XXV
Interrogatoires de Galilée. — Il se rétracte volontairement. — Abaissement extrême de Galilée. — Il présente sa défense avec ses excuses.

Le procès était sérieusement commencé depuis le 12 avril.

Ce jour-là Galilée comparut pour la première fois devant le vice-commissaire du Saint-Office, Firenzuola son rival, le moine mathématicien.

Interrogé s’il connaissait le motif qui l’avait fait citer devant l’Inquisition, il répondit qu’il était porté à croire que la publication de son Dialogue sur les systèmes du monde en était le motif. Il exposa ensuite l’origine de ce livre et expliqua les raisons qui l’avaient engagé à passer sous silence devant le padre Maestro la prohibition antérieure du cardinal Bellarmin. « Il n’avait pas, disait-il, jugé nécessaire d’en parler, n’ayant dans cet écrit ni avancé ni défendu le mouvement de la terre et l’immobilité du soleil » ; il avait au contraire démontré que cette opinion était mal fondée ; il avait prouvé l’insuffisance des principes de Copernic.

Le 30 avril eut lieu le second interrogatoire. Comme le 12, il y fut surtout question de la prohibition de Bellarmin et du dialogue. Galilée prononça une longue harangue qu’il termina par les paroles suivantes : « Si, comme je l’espère, la possibilité et le temps me sont accordés pour cela, j’ai l’intention d’établir que je n’ai pas agi dans le sens que l’on suppose, et que maintenant encore je ne tiens pas pour vraie en général l’opinion qui pose en principe le mouvement de la terre et l’immobilité du soleil. Cette déclaration publique me sera facile, puisque vers la fin du livre que j’ai publié les interlocuteurs prennent l’engagement de se réunir de nouveau pour traiter d’autres questions d’histoire naturelle. J’ajouterai donc aux dialogues un ou deux entretiens ; je promets d’y reprendre un à un les arguments favorables à l’opinion fausse et condamnée que je réfuterai de la manière la plus solide ; de celle que Dieu m’inspirera. En conséquence je prie le haut tribunal de m’aider dans cette bonne résolution et de m’en rendre la réalisation possible. »

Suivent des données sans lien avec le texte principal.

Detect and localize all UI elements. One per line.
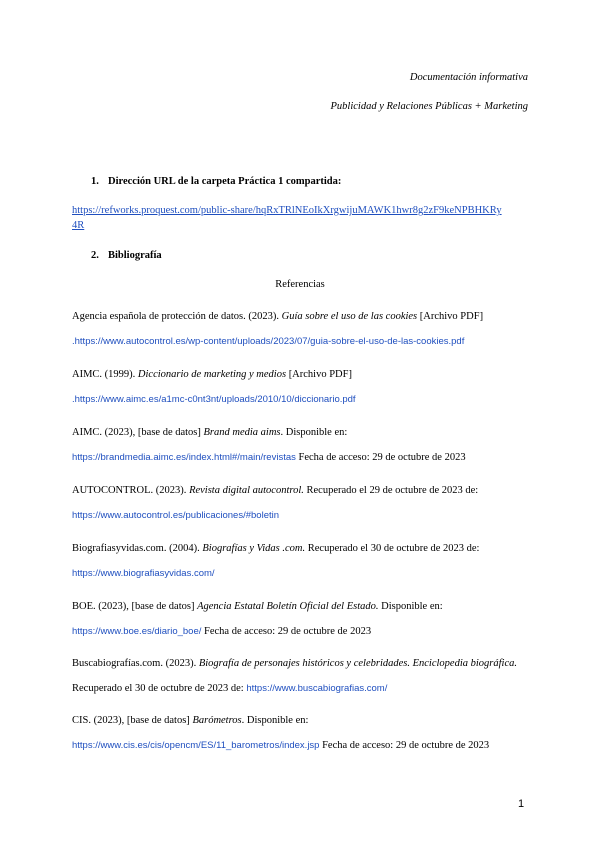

Devant un pareil langage on hésite entre deux suppositions également affligeantes, également humiliantes pour l’honneur de Galilée. Si, en démentant ainsi les convictions de sa vie il était de bonne foi, on est honteux pour lui d’une aussi triste palinodie ; si, au contraire, il ne cherchait dans ces déclarations mensongères qu’un moyen d’échapper au danger et de sauver sa vie qu’il croyait menacée, on rougit de cet anéantissement de toute volonté et de toute dignité. Peut-être la vérité se trouve-t-elle entre ces deux hypothèses. Tant de combats intérieurs, la pénible lutte des croyances religieuses et des aspirations philosophiques, l’abattement physique et le chaos moral où languissait ce grand vieillard lui arrachaient la conscience de ses actes et la vue nette de ses propres sentiments.

Tant de sacrifices de dignité ne devaient pas le sauver.

L’envie achevait son œuvre : le Pape jaloux et offensé secondait les projets de vengeance des jésuites et des dominicains rivaux. Ce fut donc inutilement que, soumis à un troisième interrogatoire, le 10 mai, Galilée présenta plus longuement encore sa triste défense ; revenant sur tous les points en discussion, expliquant les motifs qui l’avaient porté à enfreindre la défense de Bellarmin, — laquelle, au surplus, ne contenait pas la clause expresse de ne pas traiter en général des deux systèmes du monde ; — affirmant qu’il était sincère dans ses protestations et convaincu de l’immobilité de la sphère terrestre.

Il insista beaucoup sur ce que, avant de publier son livre, il avait rempli toutes les obligations imposées, nécessaires, officielles.

Enfin il invoqua avec larmes la clémence de ses juges.